A través de las prácticas funerarias se puede tener un acercamiento a la vida pasada de los pueblos, sus costumbres, miedos y creencias que subsisten y permanecen en el orden social.

Durante milenios, los seres humanos se creyeron el centro del universo, el pueblo elegido que había heredado la Tierra. Después, el relato comenzó a cambiar. Las teorías evolutivas mostraron que compartimos ancestros con todos los animales que pueblan el planeta y los astrónomos nos colocaron en las afueras de una galaxia entre miles de millones.

Hay animales que se lamentan cuando muere alguien cercano, que se consuelan y que saben que lo sucedido es irreversible. Pero ninguno honra a sus muertos con los complejos rituales humanos. Por ahora, además de nuestra especie, solo los neandertales parecen gozar o sufrir de la capacidad de asumir su mortalidad y la de sus iguales.

Los primeros en hablar de rituales funerarios más allá de los Homo sapiens fueron los hermanos Jean y Amédée Bouyssonie, dos curas católicos que en 1908 descubrieron los restos de un neandertal de hace 50.000 años en la cueva de La Chapelle-aux-Saints, en Francia. Según los Bouyssonie, la posición fetal del cuerpo y las herramientas que lo acompañaban en la zanja donde lo encontraron apuntaban a un entierro intencionado. Abundando en la especulación, sugieren que los autores de aquel ritual tenían capacidad simbólica y creían en una vida después de la muerte.
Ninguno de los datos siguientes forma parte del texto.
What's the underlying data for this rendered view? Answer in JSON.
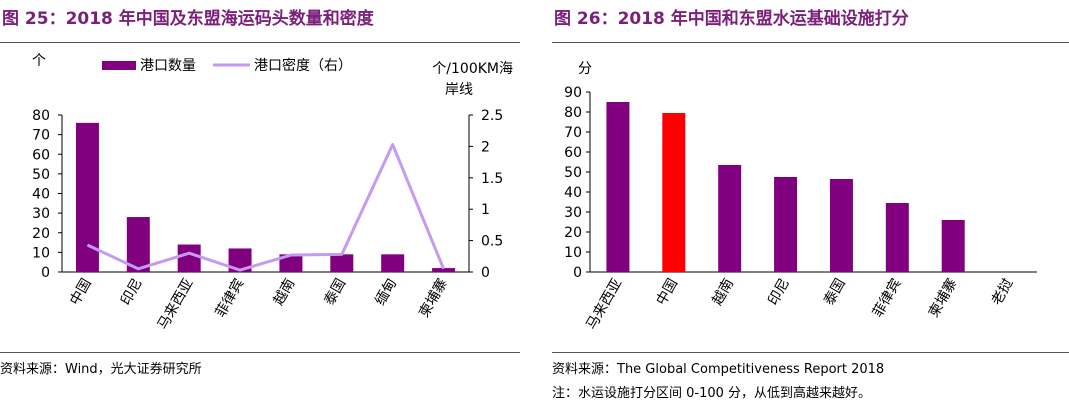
{
  "chart_data": [
    {
      "type": "bar+line",
      "title": "图 25：2018 年中国及东盟海运码头数量和密度",
      "source": "资料来源：Wind，光大证券研究所",
      "categories": [
        "中国",
        "印尼",
        "马来西亚",
        "菲律宾",
        "越南",
        "泰国",
        "缅甸",
        "柬埔寨"
      ],
      "y_left_unit": "个",
      "y_right_unit_line1": "个/100KM海",
      "y_right_unit_line2": "岸线",
      "ylim_left": [
        0,
        80
      ],
      "ylim_right": [
        0,
        2.5
      ],
      "y_left_ticks": [
        "0",
        "10",
        "20",
        "30",
        "40",
        "50",
        "60",
        "70",
        "80"
      ],
      "y_right_ticks": [
        "0",
        "0.5",
        "1",
        "1.5",
        "2",
        "2.5"
      ],
      "legend_position": "top",
      "series": [
        {
          "name": "港口数量",
          "kind": "bar",
          "axis": "left",
          "color": "#800080",
          "values": [
            76,
            28,
            14,
            12,
            9,
            9,
            9,
            2
          ]
        },
        {
          "name": "港口密度（右）",
          "kind": "line",
          "axis": "right",
          "color": "#c39bf2",
          "values": [
            0.43,
            0.05,
            0.3,
            0.03,
            0.27,
            0.28,
            2.03,
            0.05
          ]
        }
      ],
      "grid": false
    },
    {
      "type": "bar",
      "title": "图 26：2018 年中国和东盟水运基础设施打分",
      "source": "资料来源：The Global Competitiveness Report 2018",
      "note": "注：水运设施打分区间 0-100 分，从低到高越来越好。",
      "categories": [
        "马来西亚",
        "中国",
        "越南",
        "印尼",
        "泰国",
        "菲律宾",
        "柬埔寨",
        "老挝"
      ],
      "values": [
        85,
        79.5,
        53.5,
        47.5,
        46.5,
        34.5,
        26,
        null
      ],
      "colors": [
        "#800080",
        "#ff0000",
        "#800080",
        "#800080",
        "#800080",
        "#800080",
        "#800080",
        "#800080"
      ],
      "y_unit": "分",
      "ylim": [
        0,
        90
      ],
      "y_ticks": [
        "0",
        "10",
        "20",
        "30",
        "40",
        "50",
        "60",
        "70",
        "80",
        "90"
      ],
      "grid": false
    }
  ]
}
Estudios sobre los sistemas de enterramientos prehispánicos en territorio mesoamericano posiblemente respondieron a la necesidad cosmogónica de representar tradiciones mágico-religiosas, hay entierros dedicatorios que fungieron como ofrenda a una deidad, en la celebración de una ceremonia o al construir un edificio, los ejemplos más estudiados son los de Teotihuacan.

La cremación de cuerpos fue practicada desde épocas tempranas en sitios como Zohapilco y Tlatilco, en el Altiplano Central y gracias a algunos de los códices prehispánicos como los mixtecos y a crónicas coloniales hechas por los frailes Diego Durán, Toribio de Benavente Motolinía y Bernardino de Sahagún se sabe que su práctica continuó hasta la época del contacto con los europeos.

Los entierros humanos en contextos arqueológicos y las costumbres funerarias ayudan a distinguir la composición física de una población, su interacción con otros pueblos, su desarrollo social, tecnológico y económico, además de los fenómenos de cambio cultural.
Todavía hay mucho que estudiar y descubrir pero lo que es seguro, es que desde el principio de nuestros tiempos los seres humanos hemos honrado la vida y la partida de nuestros allegados de diferentes maneras.